Tuesday, July 26, 2011

Rubbing it in.

Alex sent me a picture today. It made me smile, but our relationship hasn't felt rewarding or fun or anything in so long that I just didn't and couldn't really be damned to express it. It doesn't help that I've had a bad day. The worst part is that she knew I was having a bad day, and still had to rub it in my face. What the fuck does she want from me?

I was really annoyed with her, but tried to make small talk so she wouldn't at least be annoyed with me. Why I go the extra mile for her, I'll never know.

It kept eating at me, and I realized this has been eating at me forever. I was sick and tired of wondering exactly what the fuck I am to her, if anything at all. So I just asked her. Apparently, we're friends.

I know that I have this malfunction in my head that makes me think no one cares about me, especially Alex. But I needed to hear from her that we're friends, and she thinks of me like that before I go off and ruin our whole relationship. I think and hope that hearing that will help me some, and I hope that I can support myself in letting it help me, because she's not going to go out of her way for me unless I straight up ask her to assure something for me.

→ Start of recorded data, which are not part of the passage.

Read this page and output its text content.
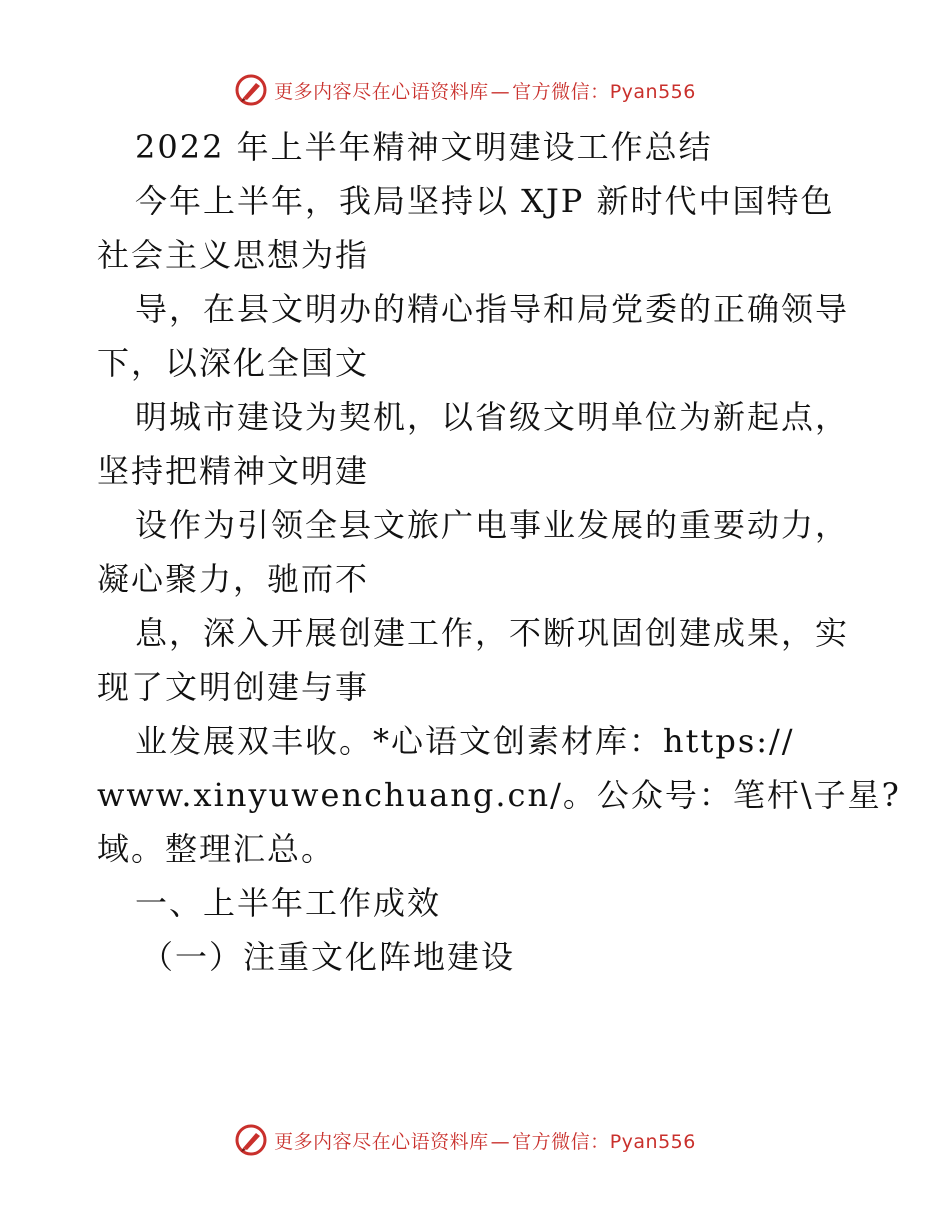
更多内容尽在心语资料库 — 官方微信：Pyan556
2022 年上半年精神文明建设工作总结
今年上半年，我局坚持以 XJP 新时代中国特色
社会主义思想为指
导，在县文明办的精心指导和局党委的正确领导
下，以深化全国文
明城市建设为契机，以省级文明单位为新起点，
坚持把精神文明建
设作为引领全县文旅广电事业发展的重要动力，
凝心聚力，驰而不
息，深入开展创建工作，不断巩固创建成果，实
现了文明创建与事
业发展双丰收。*心语文创素材库：https://
www.xinyuwenchuang.cn/。公众号：笔杆\子星?
域。整理汇总。
一、上半年工作成效
（一）注重文化阵地建设
更多内容尽在心语资料库 — 官方微信：Pyan556
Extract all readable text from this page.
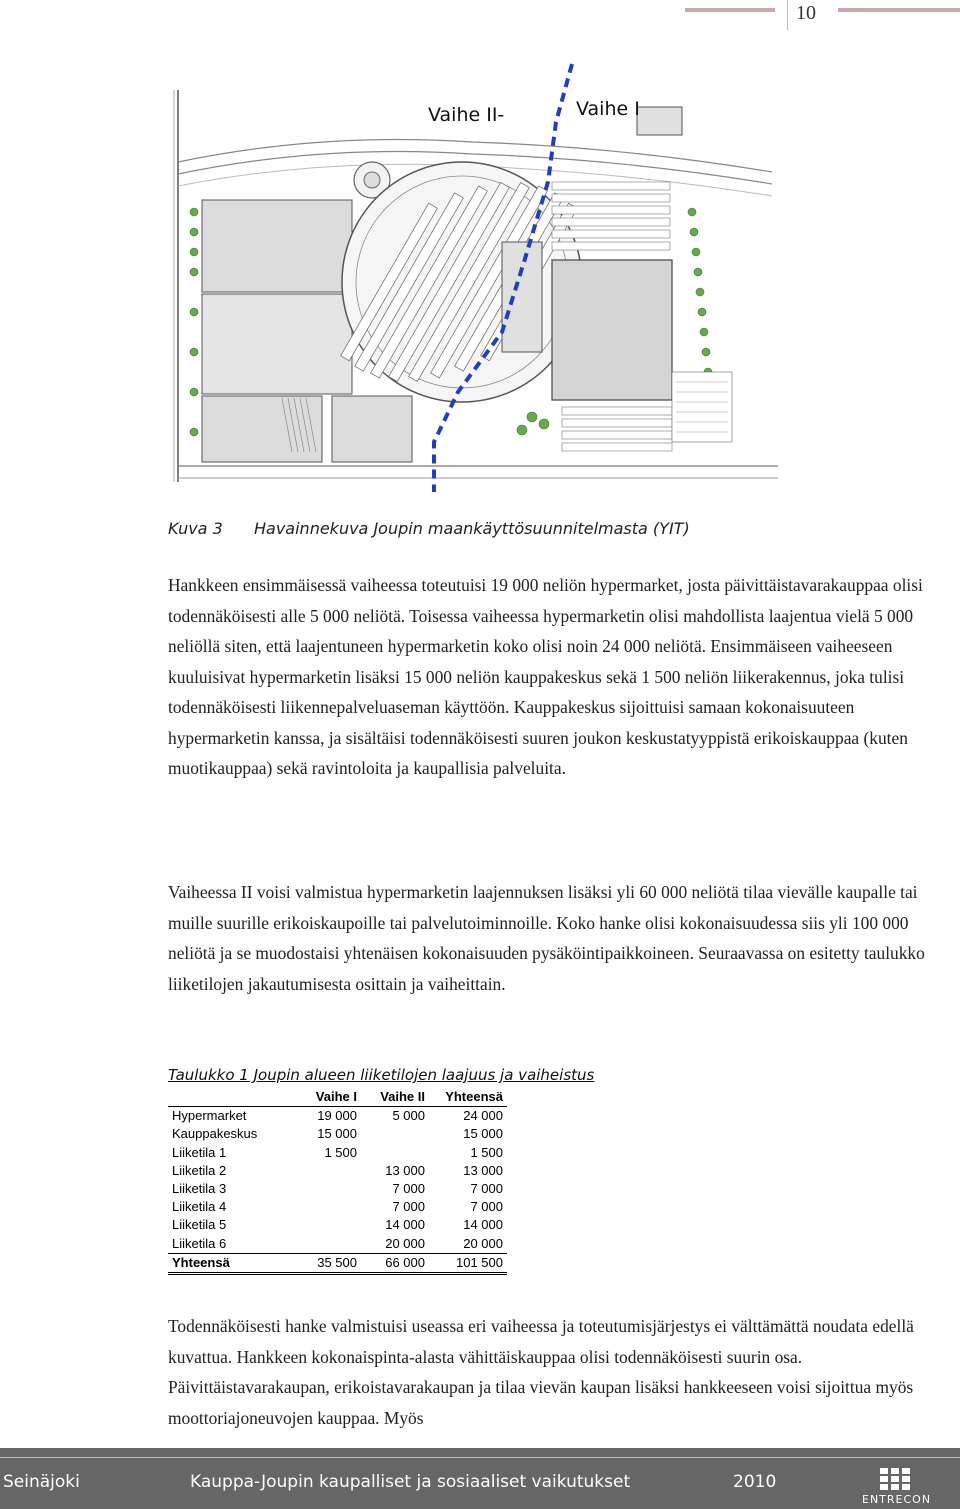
10
Vaihe II-	Vaihe I
Kuva 3 Havainnekuva Joupin maankäyttösuunnitelmasta (YIT)

Hankkeen ensimmäisessä vaiheessa toteutuisi 19 000 neliön hypermarket, josta päivittäistavarakauppaa olisi todennäköisesti alle 5 000 neliötä. Toisessa vaiheessa hypermarketin olisi mahdollista laajentua vielä 5 000 neliöllä siten, että laajentuneen hypermarketin koko olisi noin 24 000 neliötä. Ensimmäiseen vaiheeseen kuuluisivat hypermarketin lisäksi 15 000 neliön kauppakeskus sekä 1 500 neliön liikerakennus, joka tulisi todennäköisesti liikennepalveluaseman käyttöön. Kauppakeskus sijoittuisi samaan kokonaisuuteen hypermarketin kanssa, ja sisältäisi todennäköisesti suuren joukon keskustatyyppistä erikoiskauppaa (kuten muotikauppaa) sekä ravintoloita ja kaupallisia palveluita.

Vaiheessa II voisi valmistua hypermarketin laajennuksen lisäksi yli 60 000 neliötä tilaa vievälle kaupalle tai muille suurille erikoiskaupoille tai palvelutoiminnoille. Koko hanke olisi kokonaisuudessa siis yli 100 000 neliötä ja se muodostaisi yhtenäisen kokonaisuuden pysäköintipaikkoineen. Seuraavassa on esitetty taulukko liiketilojen jakautumisesta osittain ja vaiheittain.

Taulukko 1 Joupin alueen liiketilojen laajuus ja vaiheistus
	Vaihe I	Vaihe II	Yhteensä
Hypermarket	19 000	5 000	24 000
Kauppakeskus	15 000		15 000
Liiketila 1	1 500		1 500
Liiketila 2		13 000	13 000
Liiketila 3		7 000	7 000
Liiketila 4		7 000	7 000
Liiketila 5		14 000	14 000
Liiketila 6		20 000	20 000
Yhteensä	35 500	66 000	101 500

Todennäköisesti hanke valmistuisi useassa eri vaiheessa ja toteutumisjärjestys ei välttämättä noudata edellä kuvattua. Hankkeen kokonaispinta-alasta vähittäiskauppaa olisi todennäköisesti suurin osa. Päivittäistavarakaupan, erikoistavarakaupan ja tilaa vievän kaupan lisäksi hankkeeseen voisi sijoittua myös moottoriajoneuvojen kauppaa. Myös

Seinäjoki	Kauppa-Joupin kaupalliset ja sosiaaliset vaikutukset	2010
ENTRECON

I always wonder if the fact that we're ex's affects her the way it affects me. I keep thinking that we still have something kind of special given our history, but she comes off as totally uncaring about everything we've been through. If she's moved on, then lucky her. I've moved on from wanting to be her boyfriend, but I still want something more than being just another faggot guy that she talks to on FB. Does that mean I'm really not over her?